Brien Starner, president of RideKC Development Corp., said his agency ended discussions with J.E. Dunn Capital Partners because the proposal didn’t include a comprehensive redevelopment plan for the entire 18-acre KCATA complex.
“What we ended up with was a project with lots of good elements, but what we didn’t have was a use for the Breen building, Starner said, referring to the ATA administrative offices.
“We’re not interested in just a real estate transaction. We want a 16- to 18-acre development at our location. Keystone could fit, but Covid and financing it became problematic.
“We decided to stop and we may revise our request for proposals.”
Michael Collins, managing director of J.E. Dunn Capital, acknowledged his firm couldn’t reach a deal, adding it only had intended to develop the block at 18th and Troost, not redevelop the entire ATA campus which includes offices, repair shops and a bus barn.
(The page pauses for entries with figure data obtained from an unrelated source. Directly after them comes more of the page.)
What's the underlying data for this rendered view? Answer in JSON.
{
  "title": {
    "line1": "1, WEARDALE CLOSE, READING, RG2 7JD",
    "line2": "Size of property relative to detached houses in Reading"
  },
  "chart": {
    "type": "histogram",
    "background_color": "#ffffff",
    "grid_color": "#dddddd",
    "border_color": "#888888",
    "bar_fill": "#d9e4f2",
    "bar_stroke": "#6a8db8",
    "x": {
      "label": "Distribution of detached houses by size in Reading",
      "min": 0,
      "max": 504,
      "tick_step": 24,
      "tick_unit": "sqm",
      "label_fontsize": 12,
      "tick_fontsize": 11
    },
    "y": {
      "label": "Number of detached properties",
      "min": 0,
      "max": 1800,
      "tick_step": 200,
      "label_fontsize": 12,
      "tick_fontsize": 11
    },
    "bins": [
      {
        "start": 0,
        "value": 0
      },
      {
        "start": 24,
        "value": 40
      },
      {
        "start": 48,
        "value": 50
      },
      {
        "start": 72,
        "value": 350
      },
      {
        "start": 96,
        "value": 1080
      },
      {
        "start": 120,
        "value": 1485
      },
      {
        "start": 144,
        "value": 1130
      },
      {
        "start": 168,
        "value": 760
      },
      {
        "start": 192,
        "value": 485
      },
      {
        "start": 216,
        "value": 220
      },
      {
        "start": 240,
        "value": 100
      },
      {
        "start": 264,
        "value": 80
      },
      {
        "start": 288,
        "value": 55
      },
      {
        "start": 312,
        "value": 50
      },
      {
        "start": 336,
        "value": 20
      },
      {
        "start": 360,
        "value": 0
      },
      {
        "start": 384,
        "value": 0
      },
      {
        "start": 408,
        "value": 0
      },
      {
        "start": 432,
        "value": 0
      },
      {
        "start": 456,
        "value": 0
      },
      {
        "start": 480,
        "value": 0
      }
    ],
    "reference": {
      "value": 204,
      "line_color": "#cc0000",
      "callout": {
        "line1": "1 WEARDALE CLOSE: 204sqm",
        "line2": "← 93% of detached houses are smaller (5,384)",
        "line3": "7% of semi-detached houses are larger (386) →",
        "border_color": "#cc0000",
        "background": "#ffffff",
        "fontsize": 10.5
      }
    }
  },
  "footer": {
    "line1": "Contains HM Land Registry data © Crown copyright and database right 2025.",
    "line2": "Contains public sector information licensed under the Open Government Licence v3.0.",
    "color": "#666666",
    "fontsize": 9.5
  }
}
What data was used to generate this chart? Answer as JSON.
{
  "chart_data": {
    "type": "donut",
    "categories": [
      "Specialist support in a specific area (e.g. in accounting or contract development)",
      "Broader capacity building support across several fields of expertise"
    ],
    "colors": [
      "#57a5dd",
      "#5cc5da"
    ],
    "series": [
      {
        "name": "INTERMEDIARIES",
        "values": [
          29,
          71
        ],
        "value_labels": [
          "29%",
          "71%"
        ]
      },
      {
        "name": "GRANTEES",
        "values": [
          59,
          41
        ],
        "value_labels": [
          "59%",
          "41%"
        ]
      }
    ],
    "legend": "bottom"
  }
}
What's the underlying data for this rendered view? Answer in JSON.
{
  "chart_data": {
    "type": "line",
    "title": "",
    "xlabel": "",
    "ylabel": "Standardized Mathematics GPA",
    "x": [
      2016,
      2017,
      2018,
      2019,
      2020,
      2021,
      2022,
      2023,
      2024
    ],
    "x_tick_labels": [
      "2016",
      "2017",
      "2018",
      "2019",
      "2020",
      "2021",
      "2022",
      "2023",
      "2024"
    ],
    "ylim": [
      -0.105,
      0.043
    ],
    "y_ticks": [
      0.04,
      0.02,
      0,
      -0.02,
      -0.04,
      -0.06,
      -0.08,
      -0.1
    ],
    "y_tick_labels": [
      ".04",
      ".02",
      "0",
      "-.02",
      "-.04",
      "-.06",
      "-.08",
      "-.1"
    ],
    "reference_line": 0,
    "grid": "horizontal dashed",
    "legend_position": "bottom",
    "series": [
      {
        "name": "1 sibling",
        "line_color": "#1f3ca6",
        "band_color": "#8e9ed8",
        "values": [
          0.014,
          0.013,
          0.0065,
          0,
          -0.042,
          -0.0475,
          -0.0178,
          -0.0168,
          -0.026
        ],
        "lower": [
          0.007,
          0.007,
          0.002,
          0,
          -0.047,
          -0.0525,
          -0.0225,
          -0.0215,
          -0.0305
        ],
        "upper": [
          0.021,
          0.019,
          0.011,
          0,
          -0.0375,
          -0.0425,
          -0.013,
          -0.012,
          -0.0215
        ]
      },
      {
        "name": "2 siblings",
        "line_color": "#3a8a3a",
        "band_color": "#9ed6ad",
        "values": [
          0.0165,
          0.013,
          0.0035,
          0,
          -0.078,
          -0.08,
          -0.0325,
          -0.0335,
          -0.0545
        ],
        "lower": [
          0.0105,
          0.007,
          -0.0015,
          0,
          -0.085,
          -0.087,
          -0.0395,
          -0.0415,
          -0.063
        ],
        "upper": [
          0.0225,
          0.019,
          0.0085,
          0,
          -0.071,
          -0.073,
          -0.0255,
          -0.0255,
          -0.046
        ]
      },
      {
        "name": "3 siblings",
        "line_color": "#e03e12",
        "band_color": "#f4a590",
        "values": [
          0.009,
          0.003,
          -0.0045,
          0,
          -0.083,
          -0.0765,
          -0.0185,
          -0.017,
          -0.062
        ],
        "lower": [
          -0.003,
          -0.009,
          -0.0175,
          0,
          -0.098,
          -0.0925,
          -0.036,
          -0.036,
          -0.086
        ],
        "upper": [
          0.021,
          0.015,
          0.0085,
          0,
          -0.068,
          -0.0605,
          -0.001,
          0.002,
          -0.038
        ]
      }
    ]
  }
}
Collins did say his firm had lined up prospective tenants for the 18th and Troost project, and now is considering alternative plans to accommodate them.
“We’re resetting and moving toward the future,” Collins said. “We have some tech tenants, innovation tenants, that we intend to focus on.”
When asked if that meant another office project might be in the works, Collins replied, “stay tuned.”
He also declined to comment whether Keystone would be involved in whatever future real estate initiative could be in store.
Kevin McGinnis, chairman of the Keystone Community Corp. could not be reached for comment.
Last summer, McGinnis said the Keystone initiative was preparing to make its first strategic real estate moves, citing the proposed project at 18th and Troost and a large renovation project on East 18th Street.
J.E. Dunn Capital then submitted a preliminary inquiry with the City Planning Department for a $20 million office project at 18th and Troost. It estimated 140 employees could work there.
The Keystone Innovation District has long targeted the East Crossroads and 18th & Vine District as the location for its programs and facilities. The concept also could further the city’s goal of making East 18th Street a vibrant link between downtown and 18th & Vine.
The idea for the Keystone Innovation District began several years ago when key civic organizations led by the Civic Council, became increasingly concerned about the region’s sluggish economic growth.
KC Rising, an initiative of the Civic Council, found that while Kansas City metro’s economy was growing, it was at half the rate of 30 communities identified as its peer group.
A key finding was the area needed to improve its innovation and entrepreneurial sectors.
McGinnis was asked by the Civic Council to lead the Keystone Community Corp. in 2018. The former Sprint executive founded the Sprint Accelerator, a co-working and startup space, in 2013.
McGinnis has previously said examples most similar to what Kansas City is seeking to achieve are the 16 Tech innovation district in Indianapolis and the Cortex Innovation Community in St. Louis.